Тайные общества, религиозные артефакты, популярность фэнтезийных авторов… Мы не удивлены всему этому. Мы даже не пытаемся задуматься о причинах такого поворота в сознании. А ведь это не фантастика Лема и Брэдбери! Здесь социально значимого в несоизмеримо меньших дозах. И эти дозы могут повлиять разве что на персонажей.
Логические цепочки, которые гарантирует нам наука, приводят исследователей к усохшему Мамврийскому дубу сознания. Символы заменяют результаты, не замечая при этом, что результаты ожидаются совершенно другой структуры. Для человеческой души, кою мы все столь яростно оберегаем от потоков дурного «сегодня», символизм получает яркое оформление именно в символе, но каком!!! Глянцевые журналы и научно-популярные передачи, философические намеки телеэкранных ораторов и производственно-конторская необходимость, - все это получает свое выражение в психоаналитической квазинадстройке над сознанием и потребностями, желаниями и надеждами, доверием и разочарованиями.
Где жизнь для нас заканчивается? С какого момента человеку хотелось бы услышать песнопения в свой адрес?

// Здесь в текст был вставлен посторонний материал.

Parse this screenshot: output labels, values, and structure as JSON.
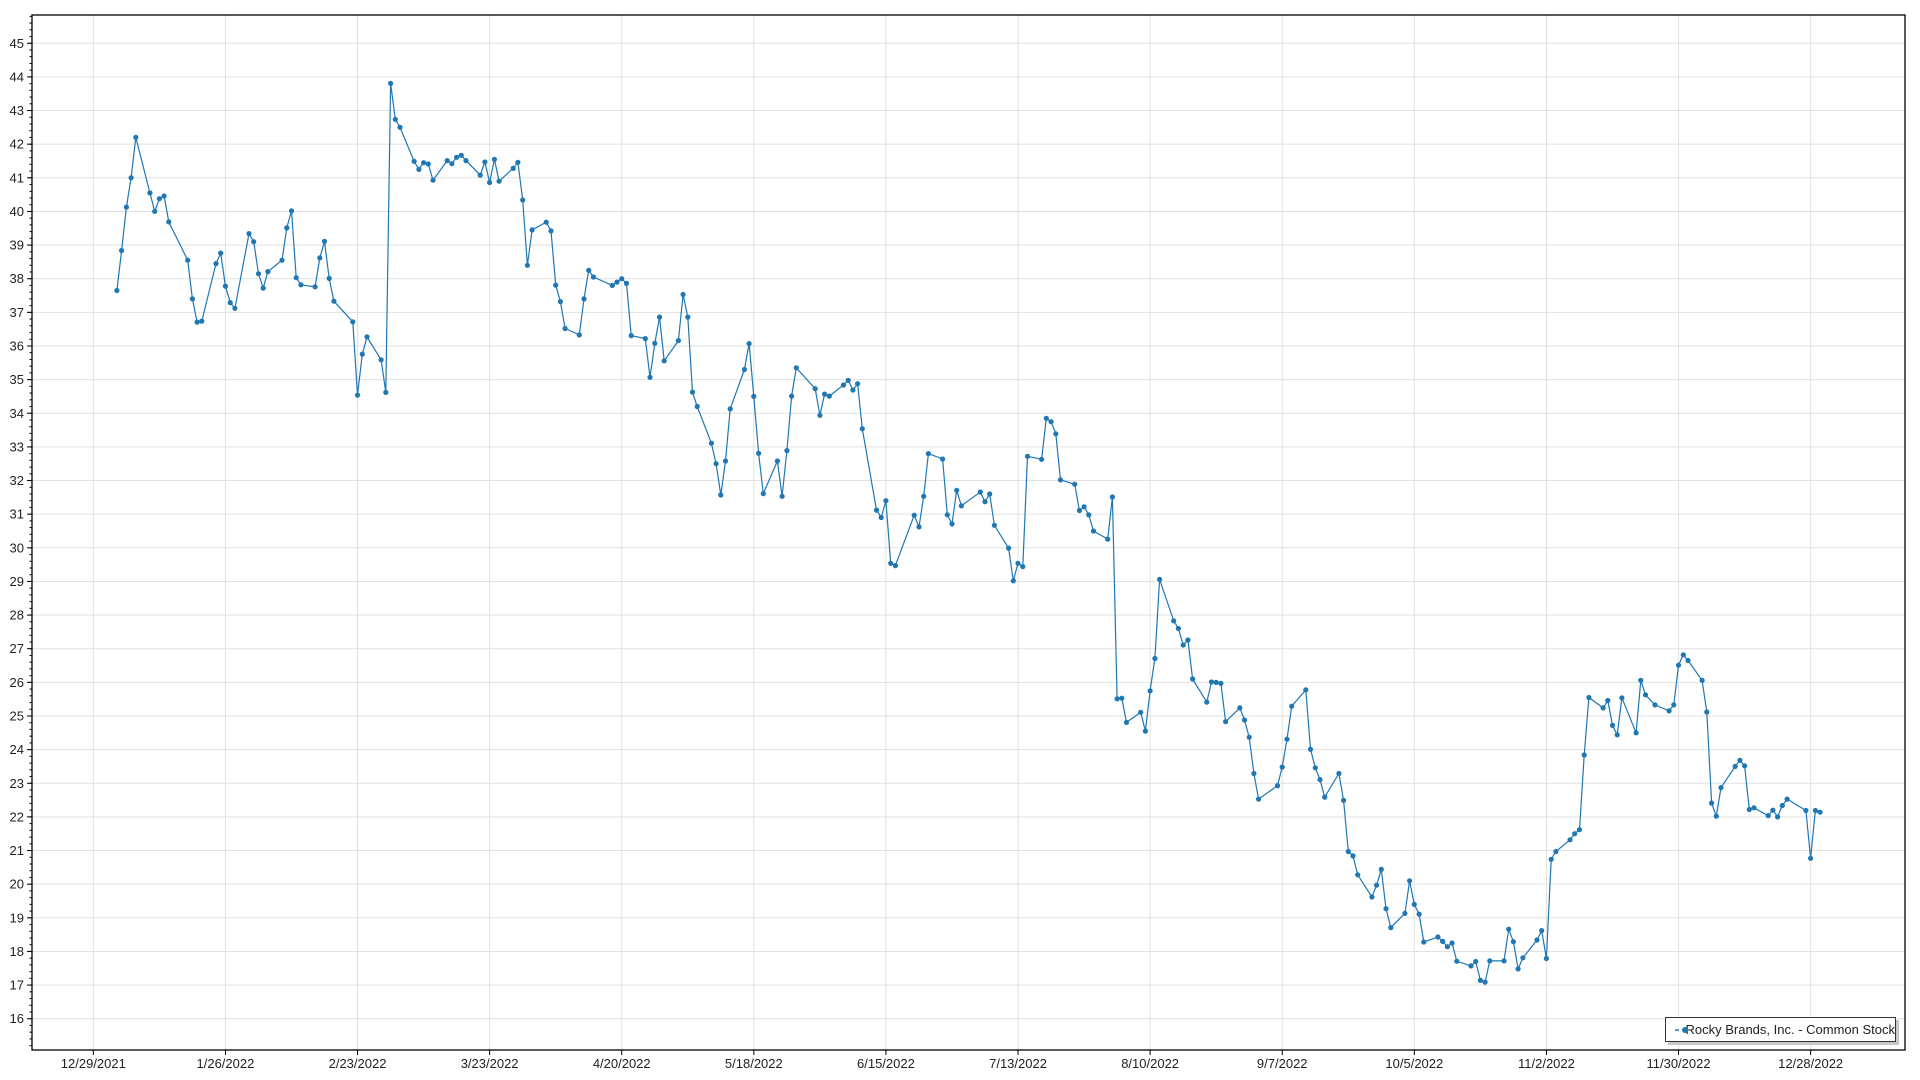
{
  "chart_data": {
    "type": "line",
    "title": "",
    "xlabel": "",
    "ylabel": "",
    "xlim": [
      "2021-12-16",
      "2023-01-17"
    ],
    "ylim": [
      15.07,
      45.84
    ],
    "grid": true,
    "legend_placement": "bottom-right",
    "markers": true,
    "color": "#1f77b4",
    "yticks": [
      "16",
      "17",
      "18",
      "19",
      "20",
      "21",
      "22",
      "23",
      "24",
      "25",
      "26",
      "27",
      "28",
      "29",
      "30",
      "31",
      "32",
      "33",
      "34",
      "35",
      "36",
      "37",
      "38",
      "39",
      "40",
      "41",
      "42",
      "43",
      "44",
      "45"
    ],
    "xticks": [
      {
        "date": "2021-12-29",
        "label": "12/29/2021"
      },
      {
        "date": "2022-01-26",
        "label": "1/26/2022"
      },
      {
        "date": "2022-02-23",
        "label": "2/23/2022"
      },
      {
        "date": "2022-03-23",
        "label": "3/23/2022"
      },
      {
        "date": "2022-04-20",
        "label": "4/20/2022"
      },
      {
        "date": "2022-05-18",
        "label": "5/18/2022"
      },
      {
        "date": "2022-06-15",
        "label": "6/15/2022"
      },
      {
        "date": "2022-07-13",
        "label": "7/13/2022"
      },
      {
        "date": "2022-08-10",
        "label": "8/10/2022"
      },
      {
        "date": "2022-09-07",
        "label": "9/7/2022"
      },
      {
        "date": "2022-10-05",
        "label": "10/5/2022"
      },
      {
        "date": "2022-11-02",
        "label": "11/2/2022"
      },
      {
        "date": "2022-11-30",
        "label": "11/30/2022"
      },
      {
        "date": "2022-12-28",
        "label": "12/28/2022"
      }
    ],
    "series": [
      {
        "name": "Rocky Brands, Inc. - Common Stock",
        "points": [
          [
            "2022-01-03",
            37.65
          ],
          [
            "2022-01-04",
            38.84
          ],
          [
            "2022-01-05",
            40.13
          ],
          [
            "2022-01-06",
            41.0
          ],
          [
            "2022-01-07",
            42.2
          ],
          [
            "2022-01-10",
            40.55
          ],
          [
            "2022-01-11",
            40.0
          ],
          [
            "2022-01-12",
            40.38
          ],
          [
            "2022-01-13",
            40.46
          ],
          [
            "2022-01-14",
            39.69
          ],
          [
            "2022-01-18",
            38.55
          ],
          [
            "2022-01-19",
            37.4
          ],
          [
            "2022-01-20",
            36.71
          ],
          [
            "2022-01-21",
            36.74
          ],
          [
            "2022-01-24",
            38.45
          ],
          [
            "2022-01-25",
            38.76
          ],
          [
            "2022-01-26",
            37.78
          ],
          [
            "2022-01-27",
            37.29
          ],
          [
            "2022-01-28",
            37.12
          ],
          [
            "2022-01-31",
            39.34
          ],
          [
            "2022-02-01",
            39.1
          ],
          [
            "2022-02-02",
            38.15
          ],
          [
            "2022-02-03",
            37.72
          ],
          [
            "2022-02-04",
            38.21
          ],
          [
            "2022-02-07",
            38.55
          ],
          [
            "2022-02-08",
            39.51
          ],
          [
            "2022-02-09",
            40.02
          ],
          [
            "2022-02-10",
            38.03
          ],
          [
            "2022-02-11",
            37.82
          ],
          [
            "2022-02-14",
            37.76
          ],
          [
            "2022-02-15",
            38.62
          ],
          [
            "2022-02-16",
            39.11
          ],
          [
            "2022-02-17",
            38.01
          ],
          [
            "2022-02-18",
            37.33
          ],
          [
            "2022-02-22",
            36.72
          ],
          [
            "2022-02-23",
            34.54
          ],
          [
            "2022-02-24",
            35.76
          ],
          [
            "2022-02-25",
            36.27
          ],
          [
            "2022-02-28",
            35.59
          ],
          [
            "2022-03-01",
            34.62
          ],
          [
            "2022-03-02",
            43.81
          ],
          [
            "2022-03-03",
            42.74
          ],
          [
            "2022-03-04",
            42.5
          ],
          [
            "2022-03-07",
            41.49
          ],
          [
            "2022-03-08",
            41.25
          ],
          [
            "2022-03-09",
            41.45
          ],
          [
            "2022-03-10",
            41.41
          ],
          [
            "2022-03-11",
            40.93
          ],
          [
            "2022-03-14",
            41.51
          ],
          [
            "2022-03-15",
            41.42
          ],
          [
            "2022-03-16",
            41.61
          ],
          [
            "2022-03-17",
            41.67
          ],
          [
            "2022-03-18",
            41.51
          ],
          [
            "2022-03-21",
            41.08
          ],
          [
            "2022-03-22",
            41.47
          ],
          [
            "2022-03-23",
            40.86
          ],
          [
            "2022-03-24",
            41.55
          ],
          [
            "2022-03-25",
            40.9
          ],
          [
            "2022-03-28",
            41.28
          ],
          [
            "2022-03-29",
            41.46
          ],
          [
            "2022-03-30",
            40.34
          ],
          [
            "2022-03-31",
            38.4
          ],
          [
            "2022-04-01",
            39.45
          ],
          [
            "2022-04-04",
            39.68
          ],
          [
            "2022-04-05",
            39.42
          ],
          [
            "2022-04-06",
            37.81
          ],
          [
            "2022-04-07",
            37.32
          ],
          [
            "2022-04-08",
            36.52
          ],
          [
            "2022-04-11",
            36.33
          ],
          [
            "2022-04-12",
            37.4
          ],
          [
            "2022-04-13",
            38.25
          ],
          [
            "2022-04-14",
            38.05
          ],
          [
            "2022-04-18",
            37.8
          ],
          [
            "2022-04-19",
            37.9
          ],
          [
            "2022-04-20",
            38.0
          ],
          [
            "2022-04-21",
            37.86
          ],
          [
            "2022-04-22",
            36.31
          ],
          [
            "2022-04-25",
            36.22
          ],
          [
            "2022-04-26",
            35.07
          ],
          [
            "2022-04-27",
            36.08
          ],
          [
            "2022-04-28",
            36.86
          ],
          [
            "2022-04-29",
            35.56
          ],
          [
            "2022-05-02",
            36.16
          ],
          [
            "2022-05-03",
            37.53
          ],
          [
            "2022-05-04",
            36.86
          ],
          [
            "2022-05-05",
            34.63
          ],
          [
            "2022-05-06",
            34.2
          ],
          [
            "2022-05-09",
            33.11
          ],
          [
            "2022-05-10",
            32.5
          ],
          [
            "2022-05-11",
            31.57
          ],
          [
            "2022-05-12",
            32.58
          ],
          [
            "2022-05-13",
            34.13
          ],
          [
            "2022-05-16",
            35.3
          ],
          [
            "2022-05-17",
            36.07
          ],
          [
            "2022-05-18",
            34.5
          ],
          [
            "2022-05-19",
            32.81
          ],
          [
            "2022-05-20",
            31.61
          ],
          [
            "2022-05-23",
            32.58
          ],
          [
            "2022-05-24",
            31.53
          ],
          [
            "2022-05-25",
            32.89
          ],
          [
            "2022-05-26",
            34.51
          ],
          [
            "2022-05-27",
            35.35
          ],
          [
            "2022-05-31",
            34.73
          ],
          [
            "2022-06-01",
            33.94
          ],
          [
            "2022-06-02",
            34.57
          ],
          [
            "2022-06-03",
            34.51
          ],
          [
            "2022-06-06",
            34.84
          ],
          [
            "2022-06-07",
            34.98
          ],
          [
            "2022-06-08",
            34.69
          ],
          [
            "2022-06-09",
            34.88
          ],
          [
            "2022-06-10",
            33.54
          ],
          [
            "2022-06-13",
            31.12
          ],
          [
            "2022-06-14",
            30.9
          ],
          [
            "2022-06-15",
            31.4
          ],
          [
            "2022-06-16",
            29.54
          ],
          [
            "2022-06-17",
            29.47
          ],
          [
            "2022-06-21",
            30.97
          ],
          [
            "2022-06-22",
            30.62
          ],
          [
            "2022-06-23",
            31.53
          ],
          [
            "2022-06-24",
            32.8
          ],
          [
            "2022-06-27",
            32.64
          ],
          [
            "2022-06-28",
            30.98
          ],
          [
            "2022-06-29",
            30.71
          ],
          [
            "2022-06-30",
            31.71
          ],
          [
            "2022-07-01",
            31.25
          ],
          [
            "2022-07-05",
            31.66
          ],
          [
            "2022-07-06",
            31.37
          ],
          [
            "2022-07-07",
            31.6
          ],
          [
            "2022-07-08",
            30.67
          ],
          [
            "2022-07-11",
            29.99
          ],
          [
            "2022-07-12",
            29.02
          ],
          [
            "2022-07-13",
            29.54
          ],
          [
            "2022-07-14",
            29.44
          ],
          [
            "2022-07-15",
            32.72
          ],
          [
            "2022-07-18",
            32.63
          ],
          [
            "2022-07-19",
            33.85
          ],
          [
            "2022-07-20",
            33.75
          ],
          [
            "2022-07-21",
            33.39
          ],
          [
            "2022-07-22",
            32.02
          ],
          [
            "2022-07-25",
            31.89
          ],
          [
            "2022-07-26",
            31.11
          ],
          [
            "2022-07-27",
            31.22
          ],
          [
            "2022-07-28",
            30.98
          ],
          [
            "2022-07-29",
            30.5
          ],
          [
            "2022-08-01",
            30.26
          ],
          [
            "2022-08-02",
            31.51
          ],
          [
            "2022-08-03",
            25.51
          ],
          [
            "2022-08-04",
            25.53
          ],
          [
            "2022-08-05",
            24.81
          ],
          [
            "2022-08-08",
            25.11
          ],
          [
            "2022-08-09",
            24.55
          ],
          [
            "2022-08-10",
            25.75
          ],
          [
            "2022-08-11",
            26.71
          ],
          [
            "2022-08-12",
            29.06
          ],
          [
            "2022-08-15",
            27.83
          ],
          [
            "2022-08-16",
            27.6
          ],
          [
            "2022-08-17",
            27.11
          ],
          [
            "2022-08-18",
            27.26
          ],
          [
            "2022-08-19",
            26.1
          ],
          [
            "2022-08-22",
            25.41
          ],
          [
            "2022-08-23",
            26.01
          ],
          [
            "2022-08-24",
            26.0
          ],
          [
            "2022-08-25",
            25.97
          ],
          [
            "2022-08-26",
            24.83
          ],
          [
            "2022-08-29",
            25.24
          ],
          [
            "2022-08-30",
            24.88
          ],
          [
            "2022-08-31",
            24.37
          ],
          [
            "2022-09-01",
            23.29
          ],
          [
            "2022-09-02",
            22.53
          ],
          [
            "2022-09-06",
            22.93
          ],
          [
            "2022-09-07",
            23.48
          ],
          [
            "2022-09-08",
            24.31
          ],
          [
            "2022-09-09",
            25.29
          ],
          [
            "2022-09-12",
            25.78
          ],
          [
            "2022-09-13",
            24.01
          ],
          [
            "2022-09-14",
            23.46
          ],
          [
            "2022-09-15",
            23.11
          ],
          [
            "2022-09-16",
            22.59
          ],
          [
            "2022-09-19",
            23.29
          ],
          [
            "2022-09-20",
            22.49
          ],
          [
            "2022-09-21",
            20.97
          ],
          [
            "2022-09-22",
            20.84
          ],
          [
            "2022-09-23",
            20.28
          ],
          [
            "2022-09-26",
            19.62
          ],
          [
            "2022-09-27",
            19.97
          ],
          [
            "2022-09-28",
            20.44
          ],
          [
            "2022-09-29",
            19.27
          ],
          [
            "2022-09-30",
            18.71
          ],
          [
            "2022-10-03",
            19.13
          ],
          [
            "2022-10-04",
            20.1
          ],
          [
            "2022-10-05",
            19.4
          ],
          [
            "2022-10-06",
            19.11
          ],
          [
            "2022-10-07",
            18.28
          ],
          [
            "2022-10-10",
            18.43
          ],
          [
            "2022-10-11",
            18.3
          ],
          [
            "2022-10-12",
            18.14
          ],
          [
            "2022-10-13",
            18.25
          ],
          [
            "2022-10-14",
            17.71
          ],
          [
            "2022-10-17",
            17.57
          ],
          [
            "2022-10-18",
            17.7
          ],
          [
            "2022-10-19",
            17.14
          ],
          [
            "2022-10-20",
            17.09
          ],
          [
            "2022-10-21",
            17.72
          ],
          [
            "2022-10-24",
            17.72
          ],
          [
            "2022-10-25",
            18.66
          ],
          [
            "2022-10-26",
            18.29
          ],
          [
            "2022-10-27",
            17.48
          ],
          [
            "2022-10-28",
            17.81
          ],
          [
            "2022-10-31",
            18.34
          ],
          [
            "2022-11-01",
            18.62
          ],
          [
            "2022-11-02",
            17.79
          ],
          [
            "2022-11-03",
            20.74
          ],
          [
            "2022-11-04",
            20.97
          ],
          [
            "2022-11-07",
            21.32
          ],
          [
            "2022-11-08",
            21.5
          ],
          [
            "2022-11-09",
            21.62
          ],
          [
            "2022-11-10",
            23.84
          ],
          [
            "2022-11-11",
            25.55
          ],
          [
            "2022-11-14",
            25.24
          ],
          [
            "2022-11-15",
            25.46
          ],
          [
            "2022-11-16",
            24.72
          ],
          [
            "2022-11-17",
            24.44
          ],
          [
            "2022-11-18",
            25.54
          ],
          [
            "2022-11-21",
            24.5
          ],
          [
            "2022-11-22",
            26.06
          ],
          [
            "2022-11-23",
            25.63
          ],
          [
            "2022-11-25",
            25.33
          ],
          [
            "2022-11-28",
            25.15
          ],
          [
            "2022-11-29",
            25.33
          ],
          [
            "2022-11-30",
            26.51
          ],
          [
            "2022-12-01",
            26.82
          ],
          [
            "2022-12-02",
            26.65
          ],
          [
            "2022-12-05",
            26.06
          ],
          [
            "2022-12-06",
            25.12
          ],
          [
            "2022-12-07",
            22.41
          ],
          [
            "2022-12-08",
            22.02
          ],
          [
            "2022-12-09",
            22.87
          ],
          [
            "2022-12-12",
            23.5
          ],
          [
            "2022-12-13",
            23.68
          ],
          [
            "2022-12-14",
            23.52
          ],
          [
            "2022-12-15",
            22.22
          ],
          [
            "2022-12-16",
            22.27
          ],
          [
            "2022-12-19",
            22.04
          ],
          [
            "2022-12-20",
            22.2
          ],
          [
            "2022-12-21",
            22.0
          ],
          [
            "2022-12-22",
            22.34
          ],
          [
            "2022-12-23",
            22.53
          ],
          [
            "2022-12-27",
            22.19
          ],
          [
            "2022-12-28",
            20.77
          ],
          [
            "2022-12-29",
            22.19
          ],
          [
            "2022-12-30",
            22.14
          ]
        ]
      }
    ]
  },
  "legend": {
    "label": "Rocky Brands, Inc. - Common Stock"
  }
}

Кристально чистые портреты уважения и любви появляются только в момент расставания с этим лучшим из миров, или все-таки такое желание накапливается на протяжении сознательных лет жизни и обязательно должно реализовать свою действительность при жизни не только автора?
Что мы ищем? Чем является философия? Это наука-диагност или наука-ориентир? Перестав оперировать категориями вечности, философия измельчала до уровня прикладной математики (да простят меня математики!) Обяснение «сегодня» с точки зрения «Сегодня» может быть интересно только в рамках «сегодня». А что же завтра? Каков будет наш идеал для будущего человечества? Какие нравственные ориентиры мы расставим для грядущего?
Рассматривая проблемы людей, этносов, государств, рас, мы по итогу определяем вешки, которыми будут руководствоваться наши дети, или пытаемся наградить себя заботой за всеобъемлющее желание покружить в вихре сегодняшних страстей. Кто из нас сможет рассмотреть послезавтрашние потребности в ракурсе отдаленной перспективы развития человека, как биологической единицы? Неужели в нас осталось только социальное, и никто не может вернуть себе покой и умиротворенность, которую приносит удовольствие равновесия со своей душой? А ведь такая умиротворенность и необходима и возможна только в контексте «заботы о грядущем». Да на кой ляд человеку сдались гурманистические идеалы французской кухни, если во время похорон останется место только для соболезнования его родным, но никак не для доброй оценки его жизни?
Смерть примиряет? Да нет! Это уже не подходит. Смерть во многих случаях становится только прелюдией для других смертей. Хотите взглянуть на себя на третий день после смерти, – приходите на кладбище на второй день после похорон. Желательно чужих. Там будут воспоминания и оценки, любовь и ненависть, слезы горя у гримасы брезгливости. Может быть не все вместе, но по отдельности будут обязательно.